AI researchers at Google and the University College London have detailed an AI model that can control speech characteristics like pitch, emotion and speaking rate with just 30 minutes of data. Their paper, which has been published by the International Conference on Learning Representations (ICLR), details how the researchers trained the AI system for 300,000 steps across 32 of Google’s custom-designed tensor processing units (TPUs).
According to the study, using just 30 minutes of labeled data enabled the AI algorithm to have a ‘significant degree’ of control over speech rate, valence, and arousal. The researchers further said that the new system can produce visual representations of frequencies called spectrograms by training a second model, such as DeepMind’s WaveNet, to act as a vocoder – a voice codec that analyzes and synthesizes voice data.

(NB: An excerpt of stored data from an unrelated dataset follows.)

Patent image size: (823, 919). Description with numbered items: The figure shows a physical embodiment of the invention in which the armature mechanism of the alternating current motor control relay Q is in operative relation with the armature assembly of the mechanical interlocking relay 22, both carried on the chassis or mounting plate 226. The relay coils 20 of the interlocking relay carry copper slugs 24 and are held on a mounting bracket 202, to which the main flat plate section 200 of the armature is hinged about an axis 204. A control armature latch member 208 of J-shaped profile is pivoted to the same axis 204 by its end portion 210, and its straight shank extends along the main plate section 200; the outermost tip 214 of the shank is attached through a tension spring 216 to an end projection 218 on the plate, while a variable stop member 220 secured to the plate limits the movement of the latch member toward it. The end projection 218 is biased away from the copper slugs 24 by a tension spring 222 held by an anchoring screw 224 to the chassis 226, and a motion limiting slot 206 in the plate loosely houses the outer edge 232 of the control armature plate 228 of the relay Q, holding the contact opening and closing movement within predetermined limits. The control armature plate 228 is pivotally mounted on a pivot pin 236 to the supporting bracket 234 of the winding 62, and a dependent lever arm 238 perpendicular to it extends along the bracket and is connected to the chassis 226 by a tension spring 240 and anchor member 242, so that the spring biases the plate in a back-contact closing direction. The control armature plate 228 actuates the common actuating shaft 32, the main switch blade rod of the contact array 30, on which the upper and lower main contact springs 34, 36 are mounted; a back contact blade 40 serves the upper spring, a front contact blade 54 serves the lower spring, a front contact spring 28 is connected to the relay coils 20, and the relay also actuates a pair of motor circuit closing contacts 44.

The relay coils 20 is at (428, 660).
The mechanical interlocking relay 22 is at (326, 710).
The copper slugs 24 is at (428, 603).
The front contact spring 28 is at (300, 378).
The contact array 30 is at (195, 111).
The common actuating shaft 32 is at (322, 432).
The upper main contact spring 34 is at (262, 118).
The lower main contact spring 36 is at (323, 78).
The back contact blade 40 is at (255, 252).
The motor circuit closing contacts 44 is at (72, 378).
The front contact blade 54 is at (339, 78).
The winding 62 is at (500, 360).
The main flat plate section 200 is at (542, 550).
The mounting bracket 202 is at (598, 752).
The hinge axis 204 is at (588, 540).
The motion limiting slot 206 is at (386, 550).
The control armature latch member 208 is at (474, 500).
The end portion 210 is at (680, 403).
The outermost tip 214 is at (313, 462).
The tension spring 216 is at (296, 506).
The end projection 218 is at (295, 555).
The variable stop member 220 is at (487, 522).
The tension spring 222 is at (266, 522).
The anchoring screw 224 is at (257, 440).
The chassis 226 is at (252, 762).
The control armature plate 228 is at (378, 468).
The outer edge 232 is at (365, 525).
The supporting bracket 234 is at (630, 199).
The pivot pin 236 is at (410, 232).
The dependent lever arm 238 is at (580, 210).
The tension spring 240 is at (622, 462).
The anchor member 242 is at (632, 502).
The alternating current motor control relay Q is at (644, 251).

What’s really interesting is that the new AI model seems to address a critical limitation of an earlier study that investigated the use of ‘style tokens’, which represented different categories of emotion, to control speech effects. While that model achieved good results with only 5 percent of labeled data, it wasn’t able to satisfactorily modify speech samples that used different tones, stress, intonations and rhythms while conveying the same emotion.
The labeled data set included a total of around 45 hours of audio, including 72,405 recordings of 5-second each from 40 English speakers. The speakers were all trained voice actors who read pre-written texts with varying levels of valence (emotions like sadness or happiness) and arousal (excitement or energy). The researchers then used those recordings to obtain six ‘affective states’ that were then modeled and used as labels for the AI algorithm to train on.
While the researchers admit that new AI model can make it easier for unscrupulous parties to spread misinformation or commit fraud, they also claim that the benefits in this case far outweighs the possible risks because the study can eventually improve human-computer interfaces significantly.